The research focused on 11 patients, all of whom had recurrent pre-cancerous growths (adenomatous polyps) in their bowel.
Six of the patients supplemented their diet with 2 mg folic acid tablets every day for 3 months. The rest were given a dummy or placebo tablet.
To identify if the folate supplements had any noticeable effect, biopsy tissue was taken from inside the rectum, before the trial began, and then at intervals of 4, 12, and 18 weeks.
The researchers were particularly interested in the effect on the crypts - cavities or pits along the lining of the bowel.
Each of these crypts was divided into 5 sections, running from the base to the surface.
The numbers of actively dividing cells, which have the potential to form polyps and become cancerous, were counted in each section.
| Folate reduced number of proliferating cells in the crypts of the bowel lining.
At the start of the trial, there was no difference between the 2 groups.
However, over the course of the trial, the number of proliferating cells fell significantly in the crypts of those given the folate supplement.
After supplementation had been discontinued for 6 weeks, the cellular activity started to return to the levels seen before the trial started.

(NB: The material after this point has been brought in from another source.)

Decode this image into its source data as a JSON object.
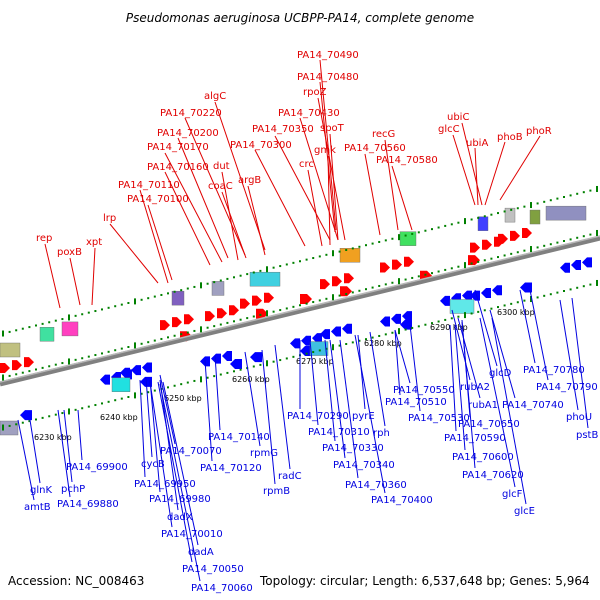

The researchers note that the doses of folic acid given were considerably higher than would be expected in the average daily diet.
Also, in people who are B12 deficient, who have advanced cancer, or who are taking drugs for epilepsy, folate may be harmful.
However, they say their findings suggest that folate supplements may enhance the repair of cellular DNA after it has been damaged, so reducing the risk of cancer in susceptible people.